After a short time in plaster, Pauline continued rowing in the 1982 season, by which time the impetus in the squad was at a low point after the high there had been for the 1980 Olympics. After being fairly soundly beaten by Russia and East Germany at Amsterdam regatta in mid-July, despite having led the East Germans at half way, she resolved that she would stop rowing internationally at the end of that season. “We hadn’t really got the coaches, the squad wasn’t being well organised or led, we hadn’t got much funding,” she reflects. “The squad had been dismantled in a way, and I just couldn’t see what was going to happen in the future to improve things. I thought I had an awful lot more to give, but I wasn’t going to be able to realise my potential because of the situation.”
Full accounts of Pauline’s three years in the squad can be read here:
1980 | 1981 | 1982
Rowing in the Centenary Pageant
The Amateur Rowing Association (ARA) celebrated its centenary in 1982 with a series of events including a Pageant Row from Putney to Greenwich in mid-September by crews representing all of the affiliated clubs. Pauline was thrilled to be asked by the four helpful men from John O’Gaunt RC if she would join them in the club’s crew, and they rowed the whole way dressed up as rowers of yesteryear in flat caps, waistcoats and braces. Pauline rather sensibly tied her flat cap on with string. It was the last time she sat in a boat [not a reflection on how the guys rowed that day – Ed.]

John O’Gaunt at the 1982 ARA Centenary Pageant. (Photo: Pauline Janson’s personal collection.)

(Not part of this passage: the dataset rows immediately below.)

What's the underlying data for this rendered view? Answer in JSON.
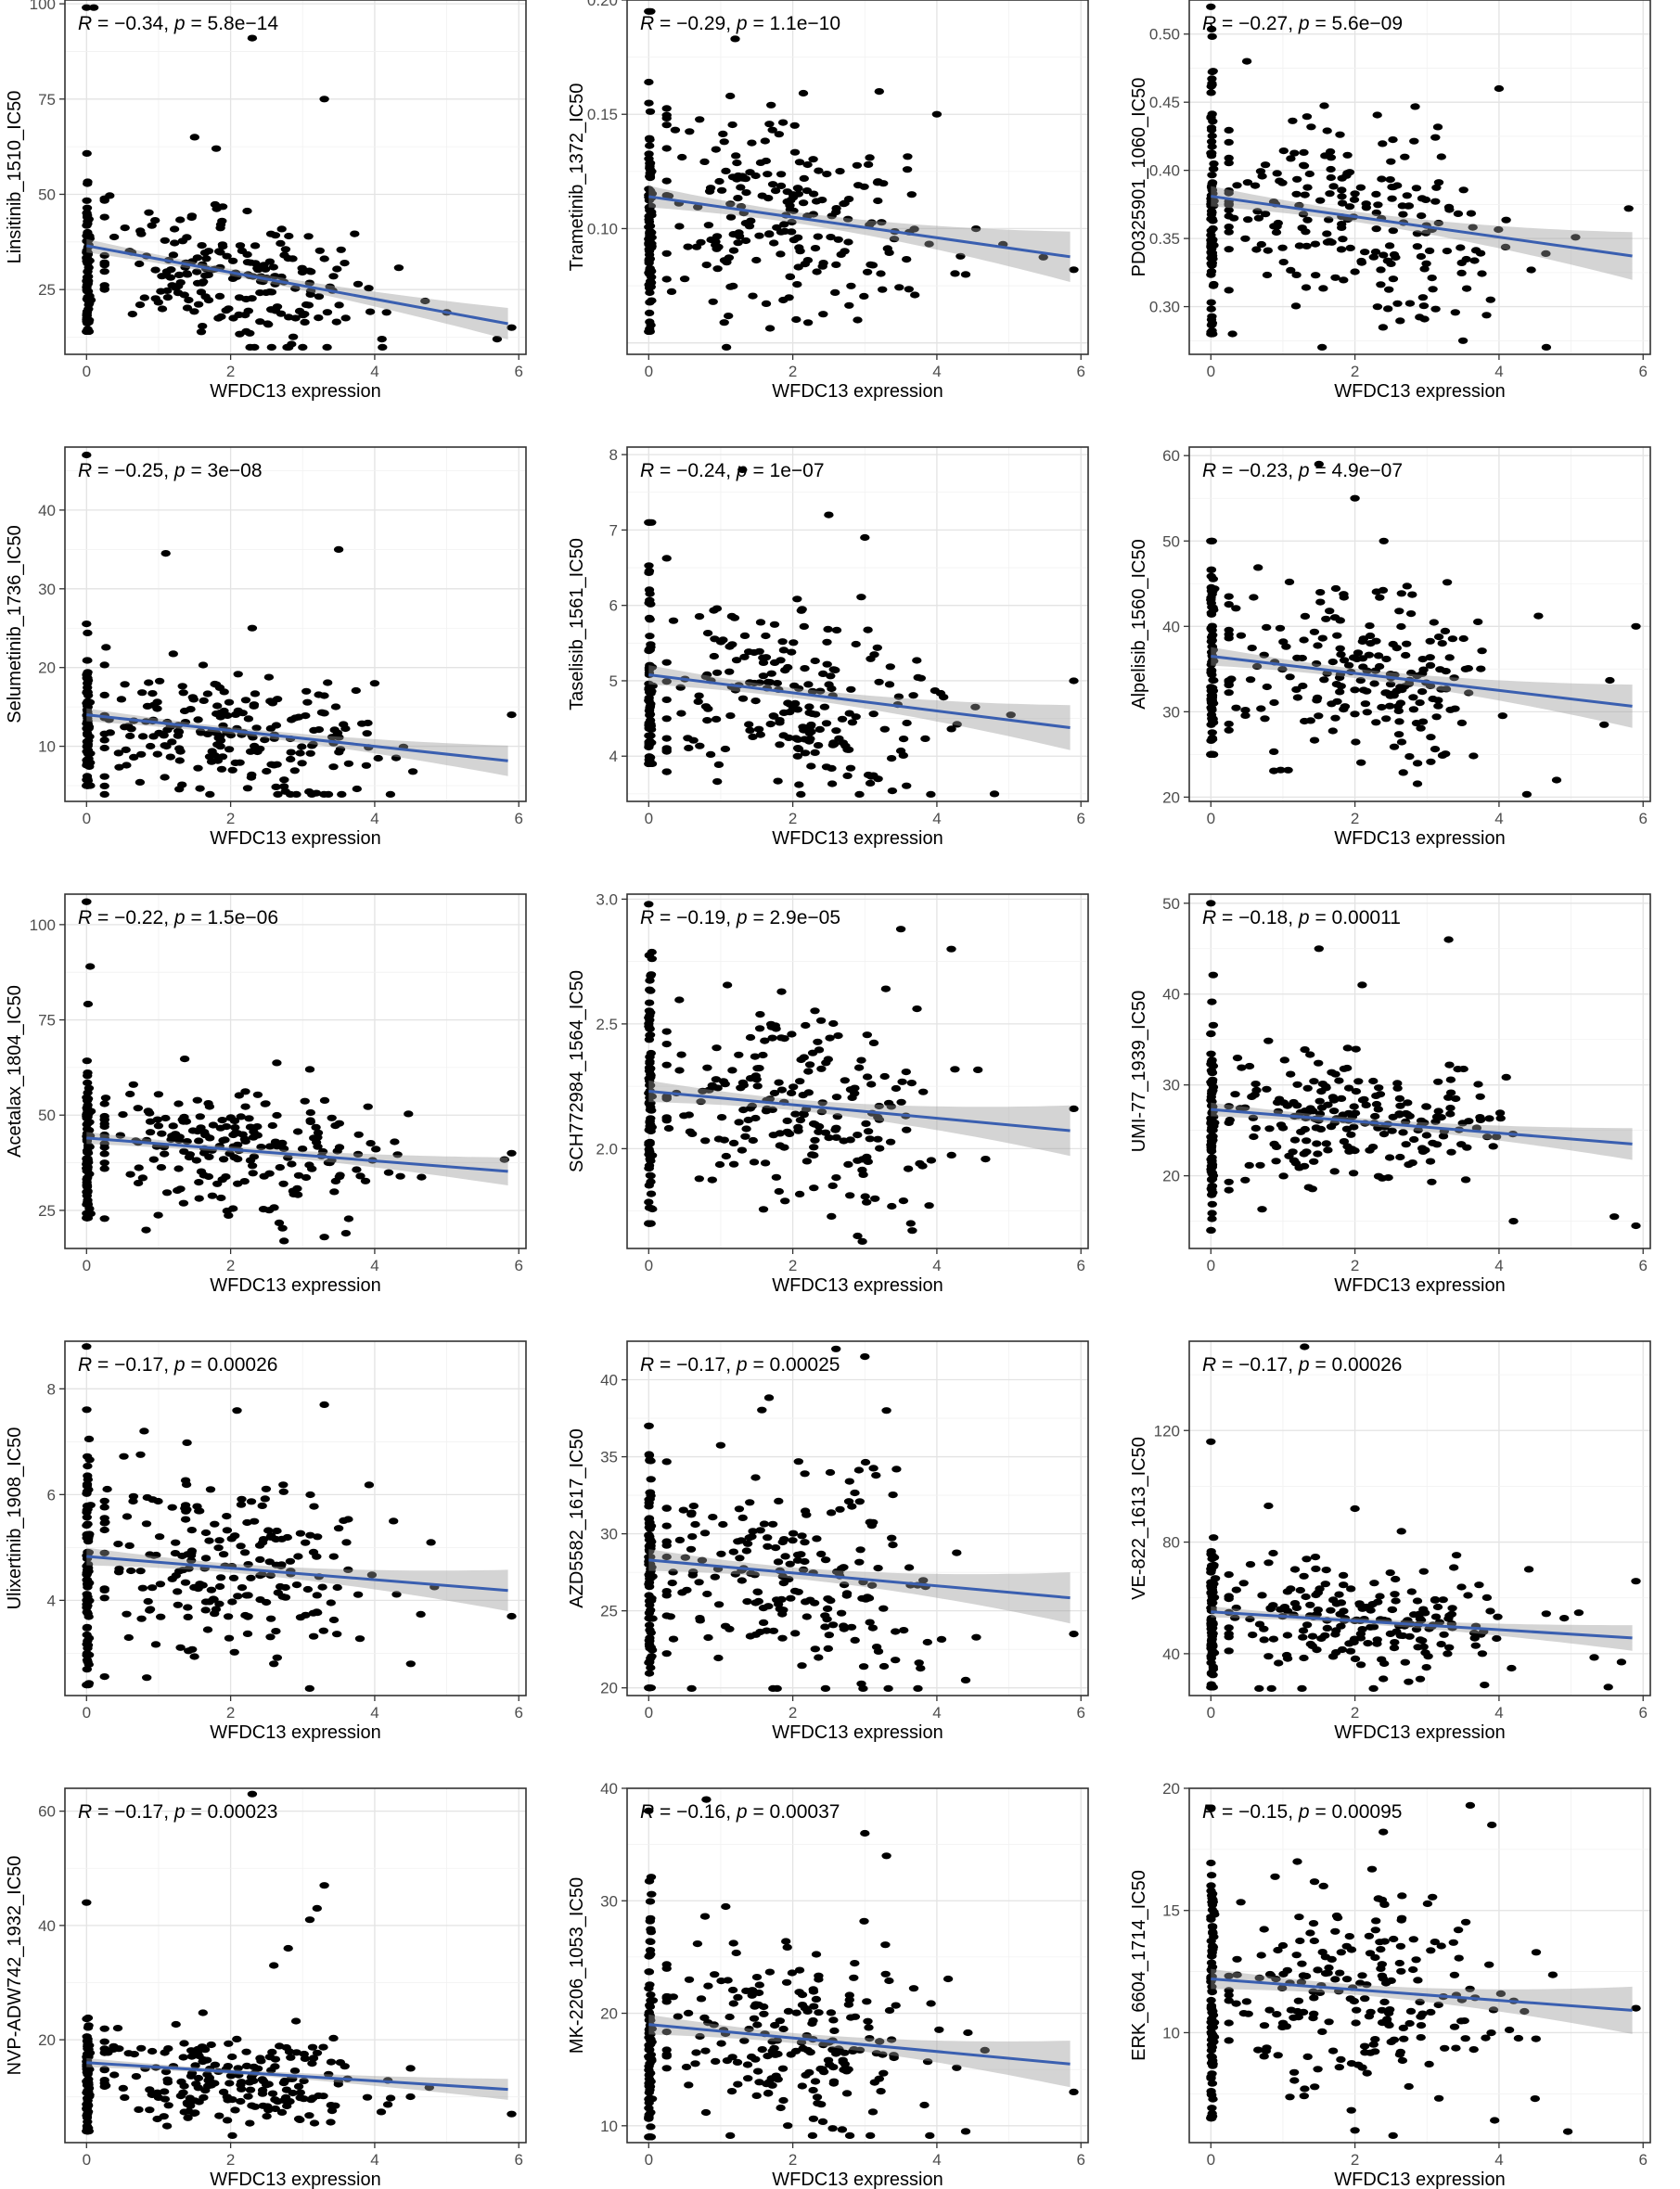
{
  "chart_data": [
    {
      "type": "scatter",
      "ylabel": "Linsitinib_1510_IC50",
      "xlabel": "WFDC13 expression",
      "annotation": "R = −0.34, p = 5.8e−14",
      "r_text": "R = −0.34, ",
      "p_text": "p = 5.8e−14",
      "xlim": [
        -0.3,
        6.1
      ],
      "ylim": [
        8,
        101
      ],
      "xticks": [
        0,
        2,
        4,
        6
      ],
      "yticks": [
        25,
        50,
        75,
        100
      ],
      "fit": {
        "intercept": 36.5,
        "slope": -3.5
      },
      "dist": {
        "n": 300,
        "mean": 29,
        "sd": 9,
        "zeroN": 90,
        "zeroMin": 14,
        "zeroMax": 99
      },
      "outliers": [
        [
          2.3,
          91
        ],
        [
          3.3,
          75
        ],
        [
          0.1,
          99
        ],
        [
          1.5,
          65
        ],
        [
          1.8,
          62
        ],
        [
          4.7,
          22
        ],
        [
          5.9,
          15
        ],
        [
          5.7,
          12
        ],
        [
          5.0,
          19
        ],
        [
          4.1,
          12
        ]
      ]
    },
    {
      "type": "scatter",
      "ylabel": "Trametinib_1372_IC50",
      "xlabel": "WFDC13 expression",
      "annotation": "R = −0.29, p = 1.1e−10",
      "r_text": "R = −0.29, ",
      "p_text": "p = 1.1e−10",
      "xlim": [
        -0.3,
        6.1
      ],
      "ylim": [
        0.045,
        0.2
      ],
      "xticks": [
        0,
        2,
        4,
        6
      ],
      "yticks": [
        0.1,
        0.15,
        0.2
      ],
      "fit": {
        "intercept": 0.114,
        "slope": -0.0045
      },
      "dist": {
        "n": 300,
        "mean": 0.104,
        "sd": 0.024,
        "zeroN": 90,
        "zeroMin": 0.055,
        "zeroMax": 0.195
      },
      "outliers": [
        [
          1.2,
          0.183
        ],
        [
          3.2,
          0.16
        ],
        [
          4.0,
          0.15
        ],
        [
          5.9,
          0.082
        ],
        [
          2.9,
          0.06
        ],
        [
          0.5,
          0.078
        ]
      ]
    },
    {
      "type": "scatter",
      "ylabel": "PD0325901_1060_IC50",
      "xlabel": "WFDC13 expression",
      "annotation": "R = −0.27, p = 5.6e−09",
      "r_text": "R = −0.27, ",
      "p_text": "p = 5.6e−09",
      "xlim": [
        -0.3,
        6.1
      ],
      "ylim": [
        0.265,
        0.525
      ],
      "xticks": [
        0,
        2,
        4,
        6
      ],
      "yticks": [
        0.3,
        0.35,
        0.4,
        0.45,
        0.5
      ],
      "fit": {
        "intercept": 0.381,
        "slope": -0.0075
      },
      "dist": {
        "n": 300,
        "mean": 0.365,
        "sd": 0.038,
        "zeroN": 90,
        "zeroMin": 0.28,
        "zeroMax": 0.52
      },
      "outliers": [
        [
          0.5,
          0.48
        ],
        [
          3.2,
          0.41
        ],
        [
          4.0,
          0.46
        ],
        [
          5.8,
          0.372
        ],
        [
          3.5,
          0.275
        ],
        [
          0.3,
          0.28
        ]
      ]
    },
    {
      "type": "scatter",
      "ylabel": "Selumetinib_1736_IC50",
      "xlabel": "WFDC13 expression",
      "annotation": "R = −0.25, p = 3e−08",
      "r_text": "R = −0.25, ",
      "p_text": "p = 3e−08",
      "xlim": [
        -0.3,
        6.1
      ],
      "ylim": [
        3,
        48
      ],
      "xticks": [
        0,
        2,
        4,
        6
      ],
      "yticks": [
        10,
        20,
        30,
        40
      ],
      "fit": {
        "intercept": 14,
        "slope": -1.0
      },
      "dist": {
        "n": 300,
        "mean": 11.5,
        "sd": 4.2,
        "zeroN": 90,
        "zeroMin": 5,
        "zeroMax": 47
      },
      "outliers": [
        [
          3.5,
          35
        ],
        [
          1.1,
          34.5
        ],
        [
          5.9,
          14
        ],
        [
          2.3,
          25
        ],
        [
          4.0,
          18
        ]
      ]
    },
    {
      "type": "scatter",
      "ylabel": "Taselisib_1561_IC50",
      "xlabel": "WFDC13 expression",
      "annotation": "R = −0.24, p = 1e−07",
      "r_text": "R = −0.24, ",
      "p_text": "p = 1e−07",
      "xlim": [
        -0.3,
        6.1
      ],
      "ylim": [
        3.4,
        8.1
      ],
      "xticks": [
        0,
        2,
        4,
        6
      ],
      "yticks": [
        4,
        5,
        6,
        7,
        8
      ],
      "fit": {
        "intercept": 5.08,
        "slope": -0.12
      },
      "dist": {
        "n": 300,
        "mean": 4.75,
        "sd": 0.65,
        "zeroN": 90,
        "zeroMin": 3.9,
        "zeroMax": 7.1
      },
      "outliers": [
        [
          1.3,
          7.8
        ],
        [
          2.5,
          7.2
        ],
        [
          3.0,
          6.9
        ],
        [
          5.9,
          5.0
        ],
        [
          4.8,
          3.5
        ]
      ]
    },
    {
      "type": "scatter",
      "ylabel": "Alpelisib_1560_IC50",
      "xlabel": "WFDC13 expression",
      "annotation": "R = −0.23, p = 4.9e−07",
      "r_text": "R = −0.23, ",
      "p_text": "p = 4.9e−07",
      "xlim": [
        -0.3,
        6.1
      ],
      "ylim": [
        19.5,
        61
      ],
      "xticks": [
        0,
        2,
        4,
        6
      ],
      "yticks": [
        20,
        30,
        40,
        50,
        60
      ],
      "fit": {
        "intercept": 36.5,
        "slope": -1.0
      },
      "dist": {
        "n": 300,
        "mean": 34,
        "sd": 5.5,
        "zeroN": 90,
        "zeroMin": 25,
        "zeroMax": 50
      },
      "outliers": [
        [
          1.5,
          59
        ],
        [
          2.0,
          55
        ],
        [
          2.4,
          50
        ],
        [
          5.9,
          40
        ],
        [
          4.8,
          22
        ]
      ]
    },
    {
      "type": "scatter",
      "ylabel": "Acetalax_1804_IC50",
      "xlabel": "WFDC13 expression",
      "annotation": "R = −0.22, p = 1.5e−06",
      "r_text": "R = −0.22, ",
      "p_text": "p = 1.5e−06",
      "xlim": [
        -0.3,
        6.1
      ],
      "ylim": [
        15,
        108
      ],
      "xticks": [
        0,
        2,
        4,
        6
      ],
      "yticks": [
        25,
        50,
        75,
        100
      ],
      "fit": {
        "intercept": 44,
        "slope": -1.5
      },
      "dist": {
        "n": 300,
        "mean": 41,
        "sd": 8,
        "zeroN": 90,
        "zeroMin": 23,
        "zeroMax": 106
      },
      "outliers": [
        [
          0.0,
          106
        ],
        [
          0.05,
          89
        ],
        [
          3.1,
          62
        ],
        [
          5.9,
          40
        ],
        [
          3.3,
          18
        ],
        [
          3.6,
          19
        ]
      ]
    },
    {
      "type": "scatter",
      "ylabel": "SCH772984_1564_IC50",
      "xlabel": "WFDC13 expression",
      "annotation": "R = −0.19, p = 2.9e−05",
      "r_text": "R = −0.19, ",
      "p_text": "p = 2.9e−05",
      "xlim": [
        -0.3,
        6.1
      ],
      "ylim": [
        1.6,
        3.02
      ],
      "xticks": [
        0,
        2,
        4,
        6
      ],
      "yticks": [
        2.0,
        2.5,
        3.0
      ],
      "fit": {
        "intercept": 2.23,
        "slope": -0.027
      },
      "dist": {
        "n": 300,
        "mean": 2.18,
        "sd": 0.22,
        "zeroN": 90,
        "zeroMin": 1.7,
        "zeroMax": 2.98
      },
      "outliers": [
        [
          3.5,
          2.88
        ],
        [
          4.2,
          2.8
        ],
        [
          5.9,
          2.16
        ],
        [
          2.9,
          1.65
        ],
        [
          0.0,
          1.7
        ]
      ]
    },
    {
      "type": "scatter",
      "ylabel": "UMI-77_1939_IC50",
      "xlabel": "WFDC13 expression",
      "annotation": "R = −0.18, p = 0.00011",
      "r_text": "R = −0.18, ",
      "p_text": "p = 0.00011",
      "xlim": [
        -0.3,
        6.1
      ],
      "ylim": [
        12,
        51
      ],
      "xticks": [
        0,
        2,
        4,
        6
      ],
      "yticks": [
        20,
        30,
        40,
        50
      ],
      "fit": {
        "intercept": 27.3,
        "slope": -0.65
      },
      "dist": {
        "n": 300,
        "mean": 26,
        "sd": 3.8,
        "zeroN": 90,
        "zeroMin": 14,
        "zeroMax": 50
      },
      "outliers": [
        [
          3.3,
          46
        ],
        [
          1.5,
          45
        ],
        [
          2.1,
          41
        ],
        [
          5.9,
          14.5
        ],
        [
          5.6,
          15.5
        ],
        [
          4.2,
          15
        ]
      ]
    },
    {
      "type": "scatter",
      "ylabel": "Ulixertinib_1908_IC50",
      "xlabel": "WFDC13 expression",
      "annotation": "R = −0.17, p = 0.00026",
      "r_text": "R = −0.17, ",
      "p_text": "p = 0.00026",
      "xlim": [
        -0.3,
        6.1
      ],
      "ylim": [
        2.2,
        8.9
      ],
      "xticks": [
        0,
        2,
        4,
        6
      ],
      "yticks": [
        4,
        6,
        8
      ],
      "fit": {
        "intercept": 4.83,
        "slope": -0.11
      },
      "dist": {
        "n": 300,
        "mean": 4.55,
        "sd": 0.85,
        "zeroN": 90,
        "zeroMin": 2.4,
        "zeroMax": 8.8
      },
      "outliers": [
        [
          3.3,
          7.7
        ],
        [
          0.8,
          7.2
        ],
        [
          5.9,
          3.7
        ],
        [
          4.5,
          2.8
        ],
        [
          2.6,
          2.8
        ]
      ]
    },
    {
      "type": "scatter",
      "ylabel": "AZD5582_1617_IC50",
      "xlabel": "WFDC13 expression",
      "annotation": "R = −0.17, p = 0.00025",
      "r_text": "R = −0.17, ",
      "p_text": "p = 0.00025",
      "xlim": [
        -0.3,
        6.1
      ],
      "ylim": [
        19.5,
        42.5
      ],
      "xticks": [
        0,
        2,
        4,
        6
      ],
      "yticks": [
        20,
        25,
        30,
        35,
        40
      ],
      "fit": {
        "intercept": 28.3,
        "slope": -0.42
      },
      "dist": {
        "n": 300,
        "mean": 27.5,
        "sd": 3.6,
        "zeroN": 90,
        "zeroMin": 20,
        "zeroMax": 37
      },
      "outliers": [
        [
          3.0,
          41.5
        ],
        [
          2.6,
          42
        ],
        [
          3.3,
          38
        ],
        [
          5.9,
          23.5
        ],
        [
          4.4,
          20.5
        ]
      ]
    },
    {
      "type": "scatter",
      "ylabel": "VE-822_1613_IC50",
      "xlabel": "WFDC13 expression",
      "annotation": "R = −0.17, p = 0.00026",
      "r_text": "R = −0.17, ",
      "p_text": "p = 0.00026",
      "xlim": [
        -0.3,
        6.1
      ],
      "ylim": [
        25,
        152
      ],
      "xticks": [
        0,
        2,
        4,
        6
      ],
      "yticks": [
        40,
        80,
        120
      ],
      "fit": {
        "intercept": 55,
        "slope": -1.6
      },
      "dist": {
        "n": 300,
        "mean": 52,
        "sd": 10,
        "zeroN": 90,
        "zeroMin": 28,
        "zeroMax": 116
      },
      "outliers": [
        [
          1.3,
          150
        ],
        [
          0.8,
          93
        ],
        [
          2.0,
          92
        ],
        [
          5.9,
          66
        ],
        [
          5.7,
          37
        ]
      ]
    },
    {
      "type": "scatter",
      "ylabel": "NVP-ADW742_1932_IC50",
      "xlabel": "WFDC13 expression",
      "annotation": "R = −0.17, p = 0.00023",
      "r_text": "R = −0.17, ",
      "p_text": "p = 0.00023",
      "xlim": [
        -0.3,
        6.1
      ],
      "ylim": [
        2,
        64
      ],
      "xticks": [
        0,
        2,
        4,
        6
      ],
      "yticks": [
        20,
        40,
        60
      ],
      "fit": {
        "intercept": 16,
        "slope": -0.8
      },
      "dist": {
        "n": 300,
        "mean": 13,
        "sd": 4,
        "zeroN": 90,
        "zeroMin": 4,
        "zeroMax": 44
      },
      "outliers": [
        [
          2.3,
          63
        ],
        [
          3.3,
          47
        ],
        [
          3.2,
          43
        ],
        [
          3.1,
          41
        ],
        [
          2.8,
          36
        ],
        [
          2.6,
          33
        ],
        [
          5.9,
          7
        ]
      ]
    },
    {
      "type": "scatter",
      "ylabel": "MK-2206_1053_IC50",
      "xlabel": "WFDC13 expression",
      "annotation": "R = −0.16, p = 0.00037",
      "r_text": "R = −0.16, ",
      "p_text": "p = 0.00037",
      "xlim": [
        -0.3,
        6.1
      ],
      "ylim": [
        8.5,
        40
      ],
      "xticks": [
        0,
        2,
        4,
        6
      ],
      "yticks": [
        10,
        20,
        30,
        40
      ],
      "fit": {
        "intercept": 19,
        "slope": -0.6
      },
      "dist": {
        "n": 300,
        "mean": 18,
        "sd": 4.5,
        "zeroN": 90,
        "zeroMin": 9,
        "zeroMax": 38
      },
      "outliers": [
        [
          0.8,
          39
        ],
        [
          3.0,
          36
        ],
        [
          3.3,
          34
        ],
        [
          5.9,
          13
        ],
        [
          4.4,
          9.5
        ]
      ]
    },
    {
      "type": "scatter",
      "ylabel": "ERK_6604_1714_IC50",
      "xlabel": "WFDC13 expression",
      "annotation": "R = −0.15, p = 0.00095",
      "r_text": "R = −0.15, ",
      "p_text": "p = 0.00095",
      "xlim": [
        -0.3,
        6.1
      ],
      "ylim": [
        5.5,
        20
      ],
      "xticks": [
        0,
        2,
        4,
        6
      ],
      "yticks": [
        10,
        15,
        20
      ],
      "fit": {
        "intercept": 12.2,
        "slope": -0.22
      },
      "dist": {
        "n": 300,
        "mean": 11.7,
        "sd": 2.1,
        "zeroN": 90,
        "zeroMin": 6.5,
        "zeroMax": 19.2
      },
      "outliers": [
        [
          3.6,
          19.3
        ],
        [
          3.9,
          18.5
        ],
        [
          1.2,
          17
        ],
        [
          5.9,
          11
        ],
        [
          2.0,
          6.0
        ],
        [
          4.5,
          7.3
        ]
      ]
    }
  ]
}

The Pageant crew. From left: Neil Wigglesworth (cox), Pauline Janson (with her British Home Stores Women’s Squad t-shirt under the braces), Mike Frith, Colin McDermid and Ken Taylor. (Photo: Pauline Janson’s personal collection.)
The crew met up recently to celebrate Lancaster John O’Gaunt RC’s 175th anniversary and recreated the same shot:

The 1982 Pageant crew in 2017. (Photo: Pauline Janson’s personal collection.)
After rowing
After Pauline stopped rowing with the squad in 1982 she returned to her childhood passion for classical and modern ballet, to which she actually attributes a lot of her success as a rower because of the core strength and sense of rhythm the disciplines had helped her develop. She also feels that doing a lot of fell walking as a teenager, as part of the Duke of Edinburgh’s Award scheme, helped her develop useful leg strength.
She also taught at several schools in London (including St Paul’s Girls’ School, but before they rowed), the south east and Cairo, before moving to The Grange School in Northwich, from which she has recently retired. When she started there, the Head asked her if she’d like to coach rowing, but by that time she had a daughter and, knowing how much time it can take up, opted to get involved with their Duke of Edinburgh expeditions instead, which she did for many years.
“So I forgot all about rowing for many years really, getting on with other things,” she says, but in 2012 Lancaster John O’Gaunt RC made her President, and she’s thoroughly enjoyed getting to know people at this friendly club which is bubbling with development initiatives.

Presidents get the best job at regattas: Pauline presenting the prizes at the reinstated Lancaster Regatta in 2017. (Photo: Lancaster John O’Gaunt RC via Pauline Janson.)